3D Seismic Data Reconstruction based on Weighted Fast Iterative Shrinkage Thresholding algorithm

Data reconstruction is a crucial step in seismic data preprocessing. To improve reconstruction speed and save memory, the commonly used three-dimensional (3D) seismic data reconstruction method divides the missing data into a series of time slices and independently reconstructs each time slice. However, when this strategy is employed, the potential correlations between two adjacent time slices are ignored, which degrades reconstruction performance. Therefore, this study proposes the use of a two-dimensional curvelet transform and the fast iterative shrinkage thresholding algorithm for data reconstruction.

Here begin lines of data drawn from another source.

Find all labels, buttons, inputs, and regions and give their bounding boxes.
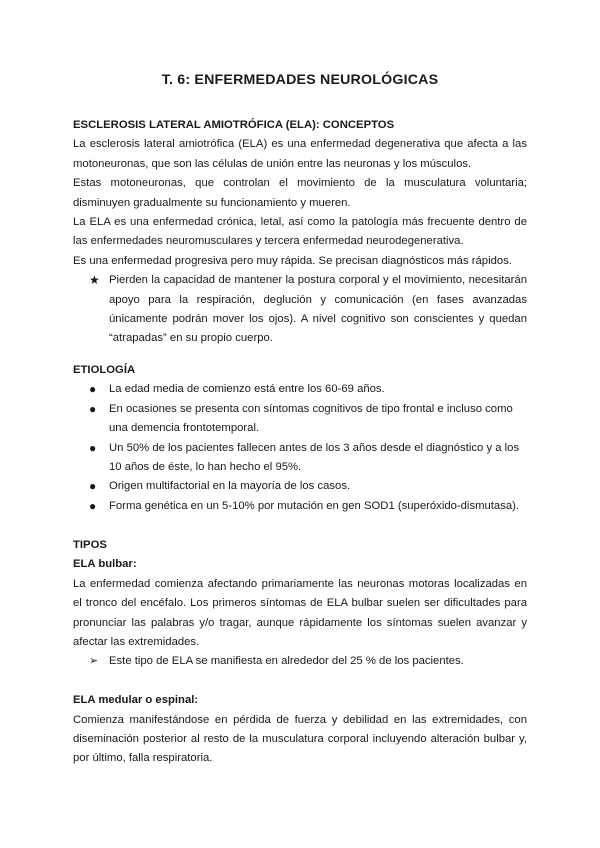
- section-heading: ETIOLOGÍA: [73, 364, 136, 376]
- list-item: [73, 439, 527, 478]
- star-list: [73, 271, 527, 349]
- bullet-icon: ●: [89, 401, 97, 416]
- bullet-icon: ●: [89, 440, 97, 455]
- spacer: [73, 672, 527, 691]
- arrow-list: [73, 652, 527, 671]
- section-ela-conceptos: [73, 116, 527, 349]
- list-item-text: Este tipo de ELA se manifiesta en alrededor del 25 % de los pacientes.: [109, 655, 464, 668]
- list-item: [73, 400, 527, 439]
- section-heading: TIPOS: [73, 539, 107, 551]
- list-item-text: Forma genética en un 5-10% por mutación en gen SOD1 (superóxido-dismutasa).: [109, 499, 520, 512]
- paragraph: Estas motoneuronas, que controlan el movimiento de la musculatura voluntaria; disminuyen gradualmente su funcionamiento y mueren.: [73, 177, 527, 209]
- subsection-heading: ELA bulbar:: [73, 558, 137, 571]
- list-item-text: Pierden la capacidad de mantener la postura corporal y el movimiento, necesitarán apoyo para la respiración, deglución y comunicación (en fases avanzadas únicamente podrán mover los ojos). A nivel cognitivo son conscientes y quedan “atrapadas” en su propio cuerpo.: [109, 274, 527, 345]
- section-heading: ESCLEROSIS LATERAL AMIOTRÓFICA (ELA): CONCEPTOS: [73, 119, 395, 131]
- list-item: [73, 497, 527, 516]
- bullet-list: [73, 380, 527, 516]
- list-item-text: Un 50% de los pacientes fallecen antes de los 3 años desde el diagnóstico y a los 10 años de éste, lo han hecho el 95%.: [109, 441, 520, 474]
- paragraph: La enfermedad comienza afectando primariamente las neuronas motoras localizadas en el tronco del encéfalo. Los primeros síntomas de ELA bulbar suelen ser dificultades para pronunciar las palabras y/o tragar, aunque rápidamente los síntomas suelen avanzar y afectar las extremidades.: [73, 577, 527, 649]
- list-item-text: En ocasiones se presenta con síntomas cognitivos de tipo frontal e incluso como una demencia frontotemporal.: [109, 402, 513, 435]
- paragraph: La ELA es una enfermedad crónica, letal, así como la patología más frecuente dentro de las enfermedades neuromusculares y tercera enfermedad neurodegenerativa.: [73, 216, 527, 248]
- star-bullet-icon: ★: [89, 273, 100, 288]
- bullet-icon: ●: [89, 479, 97, 494]
- list-item: [73, 652, 527, 671]
- subsection-heading: ELA medular o espinal:: [73, 694, 199, 707]
- list-item: [73, 380, 527, 399]
- paragraph: Es una enfermedad progresiva pero muy rápida. Se precisan diagnósticos más rápidos.: [73, 254, 512, 267]
- arrow-bullet-icon: ➢: [89, 655, 99, 668]
- list-item: [73, 271, 527, 349]
- list-item: [73, 477, 527, 496]
- section-etiologia: [73, 361, 527, 516]
- bullet-icon: ●: [89, 498, 97, 513]
- page-title: T. 6: ENFERMEDADES NEUROLÓGICAS: [161, 72, 439, 88]
- paragraph: La esclerosis lateral amiotrófica (ELA) es una enfermedad degenerativa que afecta a las motoneuronas, que son las células de unión entre las neuronas y los músculos.: [73, 138, 527, 170]
- bullet-icon: ●: [89, 382, 97, 397]
- list-item-text: La edad media de comienzo está entre los 60-69 años.: [109, 383, 385, 396]
- section-tipos: [73, 536, 527, 769]
- paragraph: Comienza manifestándose en pérdida de fuerza y debilidad en las extremidades, con diseminación posterior al resto de la musculatura corporal incluyendo alteración bulbar y, por último, falla respiratoria.: [73, 713, 527, 765]
- list-item-text: Origen multifactorial en la mayoría de los casos.: [109, 480, 351, 493]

Based on the significant overlapping characteristics between the curvelet coefficient support sets of two adjacent time slices, a weighted operator is constructed in the curvelet domain using the prior support set provided by the previous reconstructed time slice to delineate the main energy distribution range, effectively providing prior information for reconstructing adjacent slices. Consequently, the resulting weighted fast iterative shrinkage thresholding algorithm can be used to reconstruct 3D seismic data. The processing of synthetic and field data shows that the proposed method has higher reconstruction accuracy and faster computational speed than the conventional fast iterative shrinkage thresholding algorithm for handling missing 3D seismic data.